Sabah 10da psikoterapi randevum vardı. Erken kalkıp gözlerimi şişirmek istemediğimden saat 8.20 gibi uyandım. Evden çıkıp hastaneye ulaştığımda 9u birkaç dakika geçiyordu. İçeri girdim ve kertenkele kuyruğu gibi olan sırayı görünce alçak sesle 'huaah' dedim. Herneyse, sıraya girdim ve beklemeye başladım. Telefonumun kulaklıklarından gelen böğürtü sesini bir hönkürme sesi bastırınca resmen zıpladım. Gri saçlı bir amca, başka bir amcaya aralıksız bir şekilde bağırıp hakaret ediyordu. Olaya müdahale etmeye çalışan teyzeye de 'sus be kadın sen kimsin de karışıyosun sanane be' diye böğürdü. Teyze ağlayacak gibi oldu, sonra sırasından çıkıp gitti. Arkamdaki çocuklu teyze 'bak bak bak kuyruk insanı nasıl da sinirlendiriyo' dedi. önümdeki teyze de 'ee zor tabi' diye onu onayladı. Ben de ortama uyum sağlamak için 'gençlik nereye gidiyor' konseptindeki yüz ifademe büründüm. Uzun bir bekleyişten sonra sıra bana geldi. Görevli kadına gideceğim bölümü söyledim. 'Randevun var mı cicim' dedi. 'Var' dedim. 'Peki canım' dedi ve sağlık karnemi geri verdi. Bu anlamsız diyalogtan daha anlamsız olan insanların arasından koşarak uzaklaştım. Acilin hemen yanındaki bölüme gidip oturdum ve beklemeye başladım. Yanımda burnunda piercing olan ve yanında aşırı derecede yaşlı durduğum bir kız oturuyordu. Ben sağa sola bakınırken kızın da benim saçlarıma baktığını farkettim. Soluma dönüp kıza bakınca gözgöze geldik ve kız hemen kafasını çevirdi. Bugün olan hiçbir şeye anlam veremiyordum. Uzun süre bekledik. Sonra kızın beyaz Converse ayakkabılarının üzerine tükenmez kalemle yazılmış bir 'oh shit!' yazısı gördüm. Durup dururken gülen bir deli olduğum düşünülmesin diye telefonuma gelen bir mesaja kıkırdıyormuş gibi yaptım. Sonra benim sıram geldi işte, içeri girdim. Şöyle böyle diye anlatmaya başladım.

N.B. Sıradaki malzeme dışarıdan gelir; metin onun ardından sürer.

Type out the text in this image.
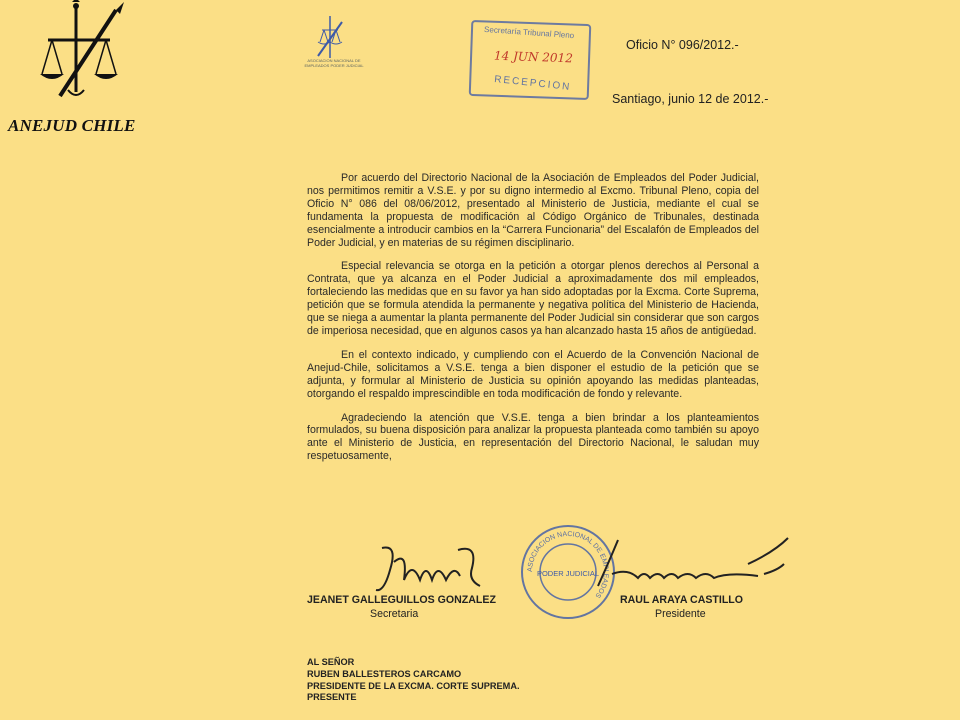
ANEJUD CHILE
ASOCIACION NACIONAL DE EMPLEADOS PODER JUDICIAL
Secretaría Tribunal Pleno
14 JUN 2012
RECEPCION
Oficio N° 096/2012.-
Santiago, junio 12 de 2012.-

Por acuerdo del Directorio Nacional de la Asociación de Empleados del Poder Judicial, nos permitimos remitir a V.S.E. y por su digno intermedio al Excmo. Tribunal Pleno, copia del Oficio N° 086 del 08/06/2012, presentado al Ministerio de Justicia, mediante el cual se fundamenta la propuesta de modificación al Código Orgánico de Tribunales, destinada esencialmente a introducir cambios en la “Carrera Funcionaria” del Escalafón de Empleados del Poder Judicial, y en materias de su régimen disciplinario.

Especial relevancia se otorga en la petición a otorgar plenos derechos al Personal a Contrata, que ya alcanza en el Poder Judicial a aproximadamente dos mil empleados, fortaleciendo las medidas que en su favor ya han sido adoptadas por la Excma. Corte Suprema, petición que se formula atendida la permanente y negativa política del Ministerio de Hacienda, que se niega a aumentar la planta permanente del Poder Judicial sin considerar que son cargos de imperiosa necesidad, que en algunos casos ya han alcanzado hasta 15 años de antigüedad.

En el contexto indicado, y cumpliendo con el Acuerdo de la Convención Nacional de Anejud-Chile, solicitamos a V.S.E. tenga a bien disponer el estudio de la petición que se adjunta, y formular al Ministerio de Justicia su opinión apoyando las medidas planteadas, otorgando el respaldo imprescindible en toda modificación de fondo y relevante.

Agradeciendo la atención que V.S.E. tenga a bien brindar a los planteamientos formulados, su buena disposición para analizar la propuesta planteada como también su apoyo ante el Ministerio de Justicia, en representación del Directorio Nacional, le saludan muy respetuosamente,

ASOCIACION NACIONAL DE EMPLEADOS
PODER JUDICIAL
JEANET GALLEGUILLOS GONZALEZ
Secretaria
RAUL ARAYA CASTILLO
Presidente
AL SEÑOR
RUBEN BALLESTEROS CARCAMO
PRESIDENTE DE LA EXCMA. CORTE SUPREMA.
PRESENTE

Psikolog abla dedi ki 'sen tiyatroya kaydol'. 'Bakarız' dedim. Daha sonra (öğleden sonra 1.30da geldi kayıtçı teyzeler) ilaç yazdırmam için beni sevkettiği psikiyatri bölümünden sıra almak için tekrar o tuhaf yerde beklemeye başladım. Neyse ki bu kez çok kalabalık değildi de sinirden delirmeme gerek kalmadı. Üst kata çıkıp yine bekledim. Yaklaşık 45 dk sonra sıra bana geldi ve gidip işimi hallettim. Çıktığımda tekrar alt kattaki bölüme uğradım. Bişeyler anlattı. 'Tamam' dedim. Hastaneden çıktığımda 4e çeyrek vardı. Sonra evime geldim. Hayat çok acımasız.